During the Emerging Companies Summit at NVIDIA's GPU Technology Conference, Israeli company EyeSight Mobile Technologies' CEO Gideon Shmuel took the stage to discuss the future of its gesture recognition software. He also provided insight into how EyeSight plans to use graphics cards to improve and accelerate the process of identifying, and responding to, finger and hand movements along with face detection.
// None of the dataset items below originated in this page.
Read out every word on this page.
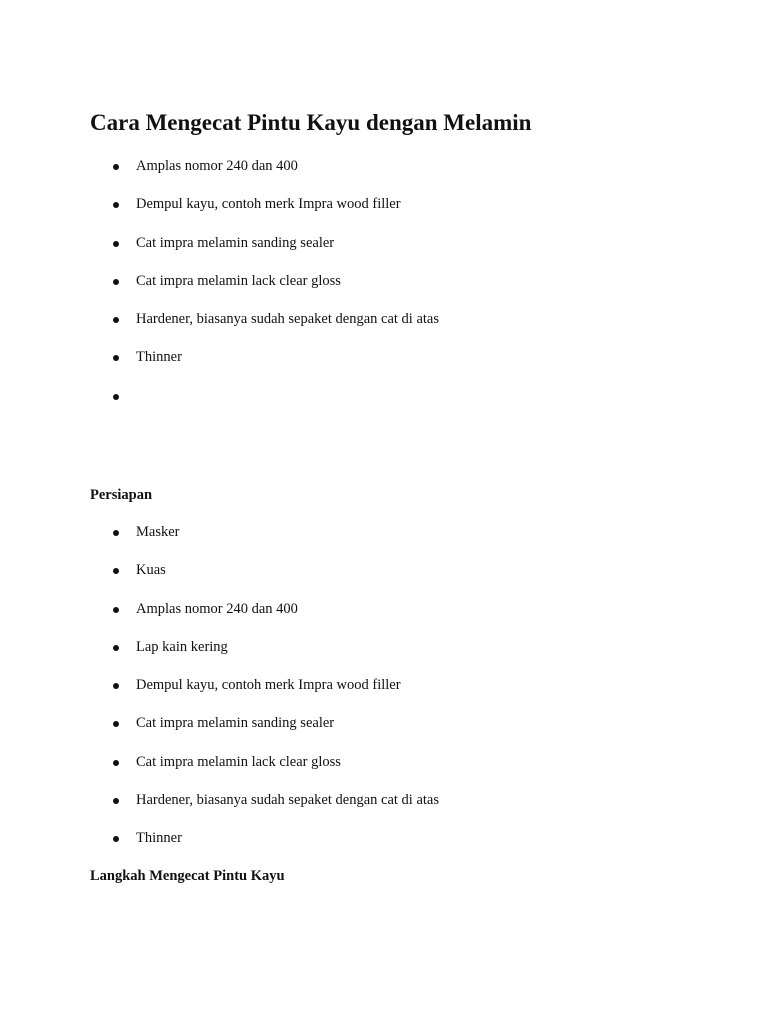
Cara Mengecat Pintu Kayu dengan Melamin
Amplas nomor 240 dan 400
Dempul kayu, contoh merk Impra wood filler
Cat impra melamin sanding sealer
Cat impra melamin lack clear gloss
Hardener, biasanya sudah sepaket dengan cat di atas
Thinner
Persiapan
Masker
Kuas
Amplas nomor 240 dan 400
Lap kain kering
Dempul kayu, contoh merk Impra wood filler
Cat impra melamin sanding sealer
Cat impra melamin lack clear gloss
Hardener, biasanya sudah sepaket dengan cat di atas
Thinner
Langkah Mengecat Pintu Kayu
EyeSight is a five year old company that has developed gesture recognition software that can be installed on existing machines (though it appears to be aimed more at OEMs than directly to consumers). It can use standard cameras, such as webcams, to get its 2D input data and then gets a relative Z-axis from proprietary algorithms. This gives EyeSight essentially 2.5D of input data, and camera resolution and frame rate permitting, allows the software to identify and track finger and hand movements. EyeSight CEO Gideon Shmuel stated at the ECS presentation that the software is currently capable of "finger-level accuracy" at 5 meters from a TV.
Gestures include the ability to use your fingers as a mouse to point at on-screen objects, waving your hand to turn pages, scrolling, and even give hand signal cues.
The software is not open source, and there are no plans to move in that direction. The company has 15 patents pending on its technology, several of which it managed to file before the US Patent Office changed from First to Invent to First Inventor to File (heh, which is another article…). The software will support up to 20 million hardware devices in 2013, and EyeSight expects the number of compatible camera-packing devices to increase further to as many as 3.5 billion in 2015. Other features include the ability transparently map EyeSight input to Android apps without user's needing to muck with settings, and the ability to detect faces and "emotional signals" even in low light. According to the website, SDKs are available for Windows, Linux, and Android. The software maps the gestures it recognizes to Windows shortcuts, to increase compatibility with many existing applications (so long as they support keyboard shortcuts).
Currently, the EyeSight software is mostly run on the CPU, but the company is heavily investing into incorporating GPU support. Moving the processing to GPUs will allow the software to run faster and more power efficiently, especially on mobile devices (NVIDIA's Tegra platform was specifically mentioned). EyeSight's future road-map includes using GPU acceleration to bolster the number of supported gestures, move image processing to the GPUs, add velocity and vector control inputs, incorporate a better low-light filter (which will run on the GPU), and offload processing from the CPU to optimize power management and save CPU resources for the OS and other applications which is especially important for mobile devices. Gideon Shmuel also stated that he wants to see the technology being used on "anything with a display" from your smartphone to your air conditioner.
A basic version of the EyeSight input technology reportedly comes installed on the Lenovo Yoga convertible tablet. I think this software has potential, and would provide that Minority Report-like interaction that many enthusiasts wish for. Hopefully, EyeSight can deliver on its claimed accuracy figures and OEMs will embrace the technology by integrating it into future devices.
EyeSight has posted additional video demos and information about its touch-free technology on its website.
Do you think this "touch-free" gesture technology has merit, or will this type of input remain limited to awkward-integration in console games?